Simple. Effective. A pure consent tool, underpinned by almost no customer-data.

But Asda's Simon Hall told our delegates that the inexorable rise of data means the old tickbox, the marketer's friend, is no longer so unflappable.

Bigger data merits harder-won consent

Data growth is incredible, and it's only going to continue to soar.

Since the introduction of the PECR, Simon told the DP2018 crowd, coupled with leaps forward in computing and analytical ability, what we can do with data as marketers has been in a continual cycle of revolution.

But how do we get there, Simon asked?

The answer lies with consent. Consent - one of the six legal bases for processing data and a cornerstone of the GDPR - is the holy grail of all marketing, and the GDPR will simply enshrine this fact.

A good sense of fairness

Simon also urged the room to share in the sense of fairness that marketers must exhibit to be successful in a post-GDPR implementation world.

As marketers we must appreciate that we seek to manipulate behaviour, and we must care for our consumers throughout that process.

We know, he continued, that marketers' ability to track consumer behaviour is unparalled, on and offline. But that demands that we re-imagine what the purpose of data collection really is.

It must become, Simon argued, a mission to enhance our relationship with our consumers - and our experiences with those consumers as well.
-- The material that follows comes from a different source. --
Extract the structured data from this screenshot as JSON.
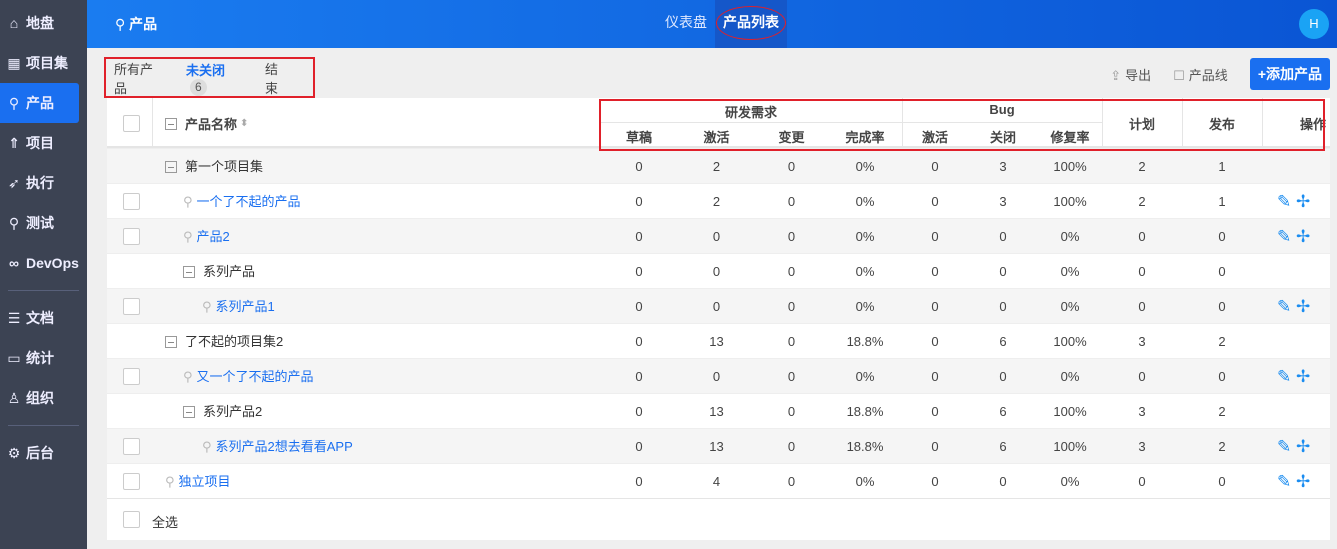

Within this thinking it is important that we challenge the assumption that simply because we know more about them, our relationships will simply become more easy, more refined.

Rather than relying on the wonderful ubiquity of data, marketers still have a lot of work to do to bring it all together.

Creating cultures of genuine customer-centricity, Simon argued, doesn't start and end with data, or technology. Creating those cultures must come with understanding and being clear about the purposes behind why we marketers do what we do.

It's time, he concluded, to be put the customer, not just the customer relationship, at the heart of business.